I got my coffee mug and headed for the kitchen to top up. “You saw him. He’s a rookie. Before he makes any big decisions, he needs to check with me.”

 

“Big decisions about what?”

 

“Anything.”

 

Dina started using one thumbnail to pick at a scab on the back of her other hand, in short hard scrapes. “Someone was listening to the radio this afternoon,” she said. “In work.”

 

Oh, shit. “And?”

 

“And. It said there was a dead body, and police were treating the death as suspicious. It said Broken Harbor. They had some guy talking, some cop. It sounded like you.”

 

And then the freezer had started making forest-fire noises. I said carefully, taking a seat in my armchair again, “OK.”

 

The scraping picked up force. “Don’t do that. Don’t bloody do that.”

 

“Do what?”

 

“Put on that face, that stupid poker-up-your-arse cop face. Talk like I’m some idiot witness you can play little games with because I’m too intimidated to call you on it. You don’t intimidate me.

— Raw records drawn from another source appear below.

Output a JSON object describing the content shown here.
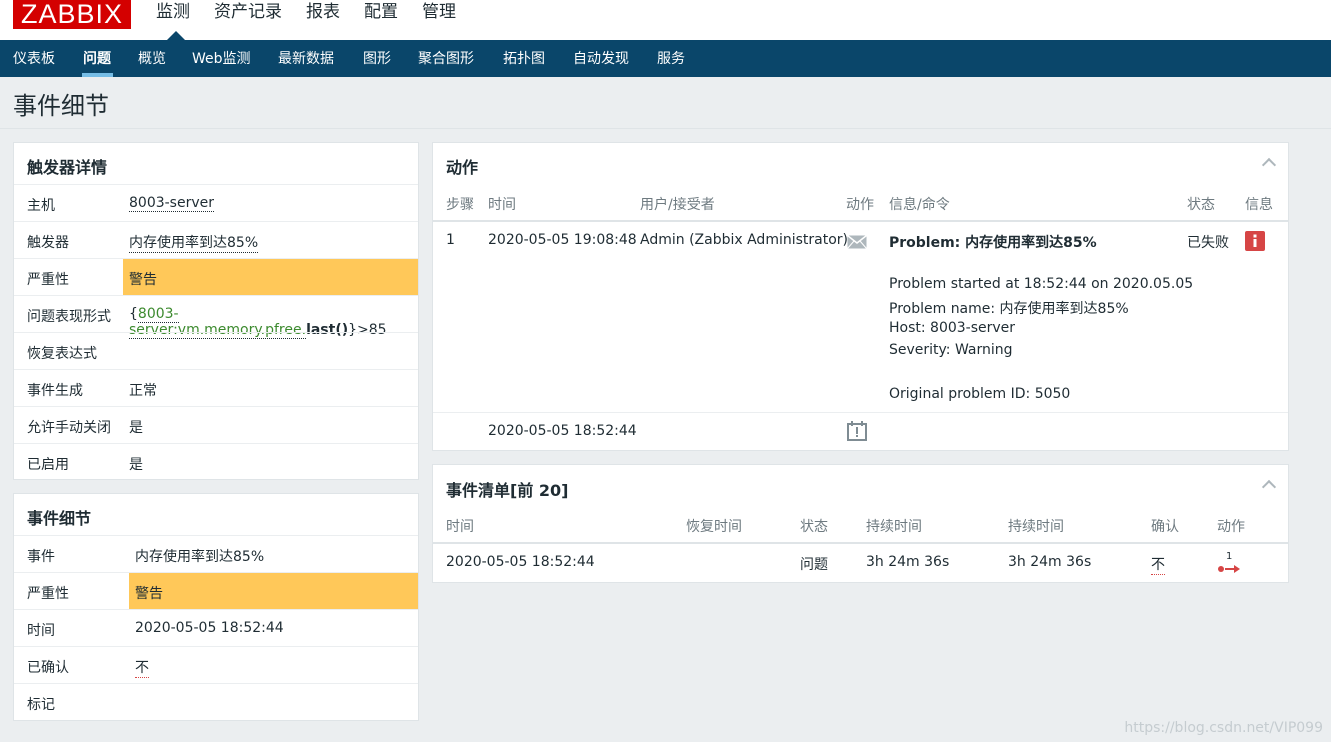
{
  "header": {
    "logo": "ZABBIX",
    "menu": [
      "监测",
      "资产记录",
      "报表",
      "配置",
      "管理"
    ]
  },
  "subnav": {
    "items": [
      "仪表板",
      "问题",
      "概览",
      "Web监测",
      "最新数据",
      "图形",
      "聚合图形",
      "拓扑图",
      "自动发现",
      "服务"
    ],
    "active": "问题"
  },
  "page_title": "事件细节",
  "trigger_details": {
    "title": "触发器详情",
    "host_label": "主机",
    "host_value": "8003-server",
    "trigger_label": "触发器",
    "trigger_value": "内存使用率到达85%",
    "severity_label": "严重性",
    "severity_value": "警告",
    "expr_label": "问题表现形式",
    "expr_open": "{",
    "expr_item": "8003-server:vm.memory.pfree.",
    "expr_func": "last()",
    "expr_close": "}>85",
    "recovery_label": "恢复表达式",
    "event_gen_label": "事件生成",
    "event_gen_value": "正常",
    "manual_close_label": "允许手动关闭",
    "manual_close_value": "是",
    "enabled_label": "已启用",
    "enabled_value": "是"
  },
  "event_details": {
    "title": "事件细节",
    "event_label": "事件",
    "event_value": "内存使用率到达85%",
    "severity_label": "严重性",
    "severity_value": "警告",
    "time_label": "时间",
    "time_value": "2020-05-05 18:52:44",
    "ack_label": "已确认",
    "ack_value": "不",
    "tags_label": "标记"
  },
  "actions": {
    "title": "动作",
    "columns": [
      "步骤",
      "时间",
      "用户/接受者",
      "动作",
      "信息/命令",
      "状态",
      "信息"
    ],
    "row1": {
      "step": "1",
      "time": "2020-05-05 19:08:48",
      "user": "Admin (Zabbix Administrator)",
      "action_icon": "mail-icon",
      "message_title": "Problem: 内存使用率到达85%",
      "message_lines": [
        "Problem started at 18:52:44 on 2020.05.05",
        "Problem name: 内存使用率到达85%",
        "Host: 8003-server",
        "Severity: Warning",
        "Original problem ID: 5050"
      ],
      "status": "已失败",
      "info_icon": "info-icon"
    },
    "row2": {
      "time": "2020-05-05 18:52:44",
      "action_icon": "calendar-alert-icon"
    }
  },
  "event_list": {
    "title": "事件清单[前 20]",
    "columns": [
      "时间",
      "恢复时间",
      "状态",
      "持续时间",
      "持续时间",
      "确认",
      "动作"
    ],
    "rows": [
      {
        "time": "2020-05-05 18:52:44",
        "recovery": "",
        "status": "问题",
        "duration1": "3h 24m 36s",
        "duration2": "3h 24m 36s",
        "ack": "不",
        "action_count": "1"
      }
    ]
  },
  "watermark": "https://blog.csdn.net/VIP099",
  "colors": {
    "accent": "#0a466a",
    "warning": "#ffc859",
    "logo": "#d40000",
    "problem": "#d64545",
    "ok": "#3c8a2e"
  }
}
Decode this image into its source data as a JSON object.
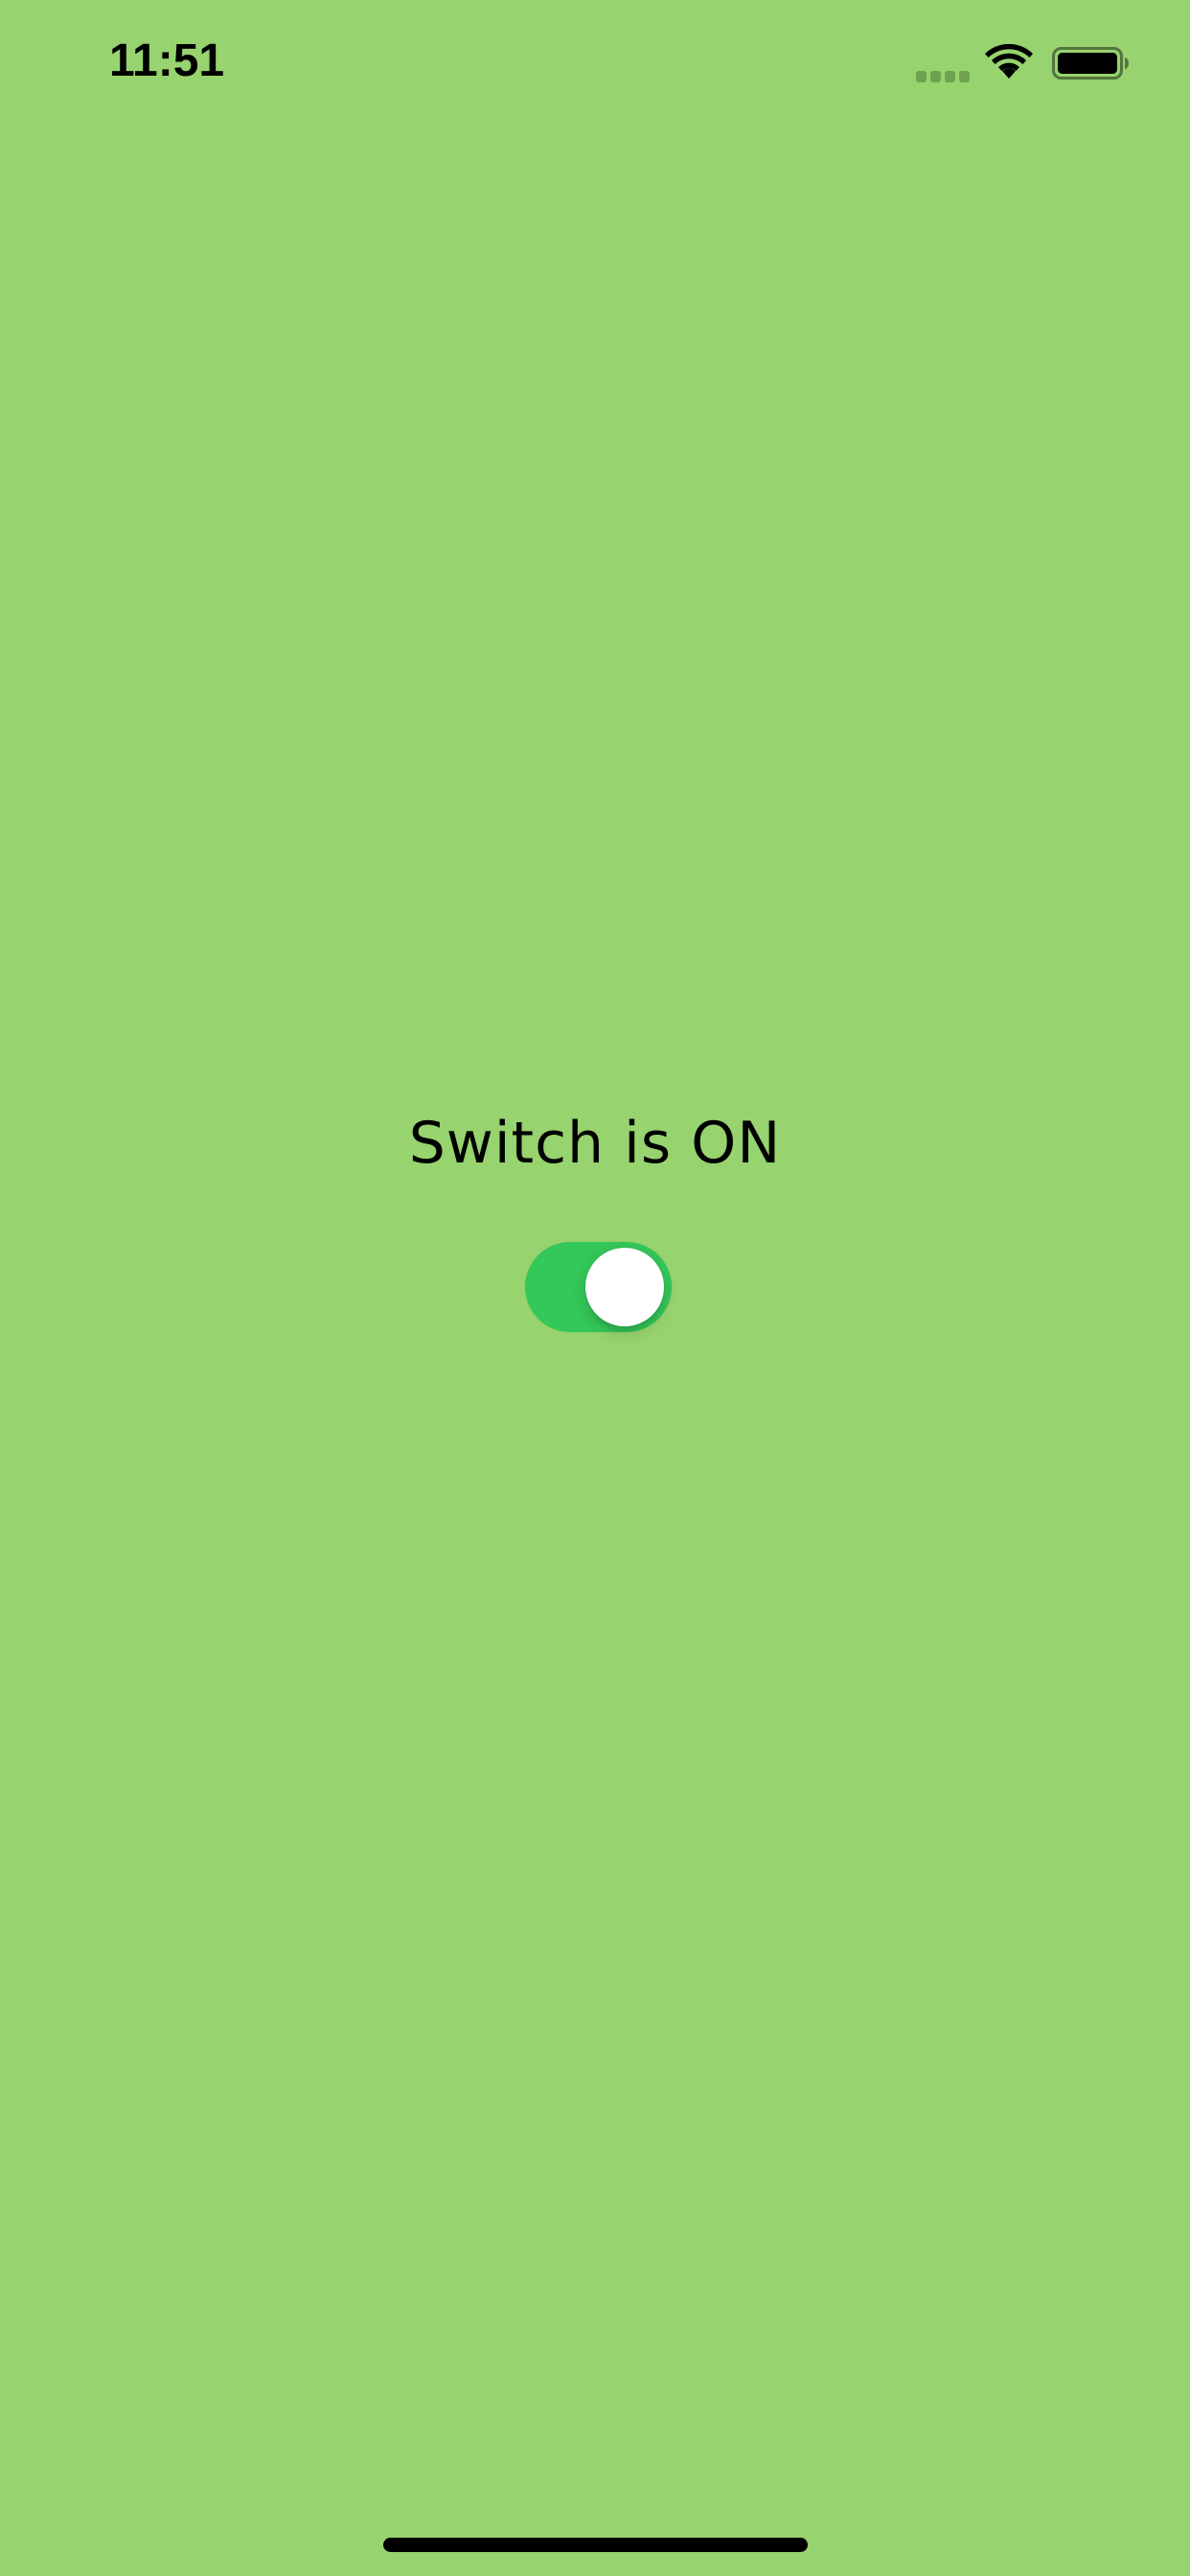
{
  "status_bar": {
    "time": "11:51",
    "signal_icon": "cellular-signal-icon",
    "wifi_icon": "wifi-icon",
    "battery_icon": "battery-icon"
  },
  "main": {
    "switch_label": "Switch is ON",
    "switch_state": "on",
    "switch_on_color": "#34c759"
  },
  "colors": {
    "background": "#97d36e",
    "text": "#000000",
    "knob": "#ffffff"
  }
}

Do you get that?”

 

There was no point in arguing. I said calmly, “Got it. I’m not going to try to intimidate you.”

 

“Then stop fucking about and tell me.”

 

“You know I can’t discuss work. It’s not personal.”

 

“Jesus, how the hell is this not personal? I’m your sister. How much more personal does it get?”

 

She was jammed tight into her corner of the sofa, feet braced like she was getting ready to come flying at me, which was unlikely but not impossible. I said, “True enough. I meant I’m not hiding anything from you personally. I have to be discreet with everyone.”

 

Dina chewed at the back of her forearm and watched me like I was her enemy, narrowed eyes alight with cold animal cunning. “OK,” she said. “So let’s just watch the news.”